The CaronData file format provides a highly efficient way to store structured data,it was designed to overcome limitations of the other Hadoop file formats.
- CarbonData stores data along with index,the index is not stored separately but the carbondata itself is the index.Indexing helps to accelerate query performance and reduces the I/O scans to the minimum and reduces the CPU required for computation on the data.
- CarbonData is designed to support very efficient compression and global encoding schemes,CarbonData can support actionable compression across data files for query engines to perform all processing on compressed/encoded data without having to convert the data. This improves the processing speed, especially for analytical queries. The data can be converted back to the user readable format just before returning the results to the user.
- CarbonData is designed with various types of usecases in mind and provides flexible storage options. Data can be stored in completely columnar or row based formats or even in a mix of columnar and row based hybrid format.
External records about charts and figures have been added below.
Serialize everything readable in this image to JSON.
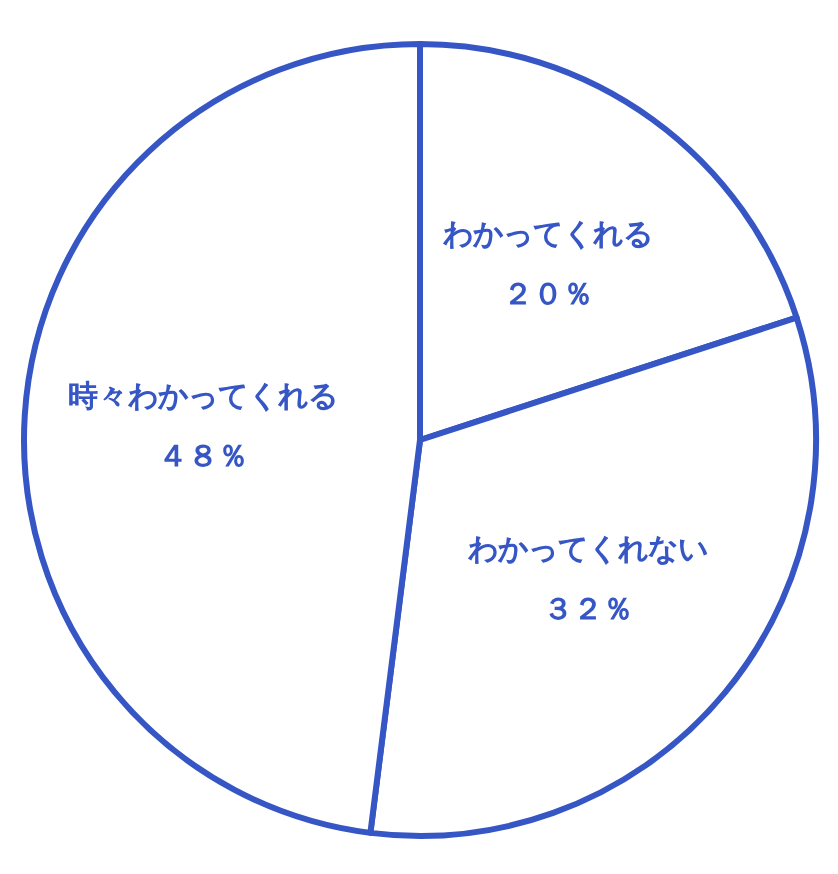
{
  "chart_data": {
    "type": "pie",
    "categories": [
      "わかってくれる",
      "わかってくれない",
      "時々わかってくれる"
    ],
    "values": [
      20,
      32,
      48
    ],
    "colors": [
      "#ffffff",
      "#ffffff",
      "#ffffff"
    ],
    "value_labels": [
      "２０％",
      "３２％",
      "４８％"
    ]
  }
}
- CarbonData is designed to integrate into big data ecosystem, leverages Apache Hadoop,Apache Spark etc. for distributed query processing.
- Fast analytic queries in seconds using built-in index, optimized for interactive OLAP-style query, high through put scan query, low latency point query.
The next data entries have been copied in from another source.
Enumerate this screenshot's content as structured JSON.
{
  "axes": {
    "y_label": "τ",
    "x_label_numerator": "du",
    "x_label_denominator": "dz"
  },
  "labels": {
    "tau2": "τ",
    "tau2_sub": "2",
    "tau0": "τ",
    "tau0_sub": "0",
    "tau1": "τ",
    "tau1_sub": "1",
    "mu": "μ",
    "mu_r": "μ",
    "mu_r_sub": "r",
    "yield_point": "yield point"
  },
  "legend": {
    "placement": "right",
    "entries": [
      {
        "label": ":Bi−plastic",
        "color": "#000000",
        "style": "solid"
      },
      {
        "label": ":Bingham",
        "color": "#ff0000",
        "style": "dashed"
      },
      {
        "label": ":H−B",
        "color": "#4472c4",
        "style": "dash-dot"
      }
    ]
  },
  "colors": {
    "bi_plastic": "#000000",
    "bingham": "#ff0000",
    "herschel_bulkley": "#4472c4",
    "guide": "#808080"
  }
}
- Fast data loading speed and support incremental load in period of minutes. 5 mins near realtime loading should be supported
- Support concurrent query.
- Support time based data retention.
- Supports SQL based query interface.
The online document at CarbonData File Structure and Format
Prerequisites for building CarbonData:
- Unix-like environment (Linux, Mac OS X)
- git
- Apache Maven (we recommend version 3.0.4)
- Java 7 or 8
- Scala 2.10
I. Clone and build CarbonData
$ git clone https://github.com/HuaweiBigData/carbondata.git
II. Go to the root of the source tree
$ cd carbondata
III. Build the project Build without testing:
$ mvn -DskipTests clean install
Or, build with testing:
$ mvn clean install
The CarbonData committers use IntelliJ IDEA and Eclipse IDE to develop.
- Download IntelliJ at https://www.jetbrains.com/idea/ and install the Scala plug-in for IntelliJ at http://plugins.jetbrains.com/plugin/?id=1347
- Go to "File -> Import Project", locate the CarbonData source directory, and select "Maven Project".
- In the Import Wizard, select "Import Maven projects automatically" and leave other settings at their default.
- Leave other settings at their default and you should be able to start your development.
- When you run the scala test, sometimes you will get out of memory exception. You can increase your VM memory usage by the following setting, for example:
-XX:MaxPermSize=512m -Xmx3072m
You can also make those setting to be the default by setting to the "Defaults -> ScalaTest".
- Download the Scala IDE (preferred) or install the scala plugin to Eclipse.
- Import the CarbonData Maven projects ("File" -> "Import" -> "Maven" -> "Existing Maven Projects" -> locate the CarbonData source directory).
This is an open source project for everyone, and we are always open to people who want to use this system or contribute to it. This guide document introduce how to contribute to CarbonData.
CarbonData project original contributed from the Huawei, in progress of donating this open source project to Apache Software Foundation for leveraging big data ecosystem.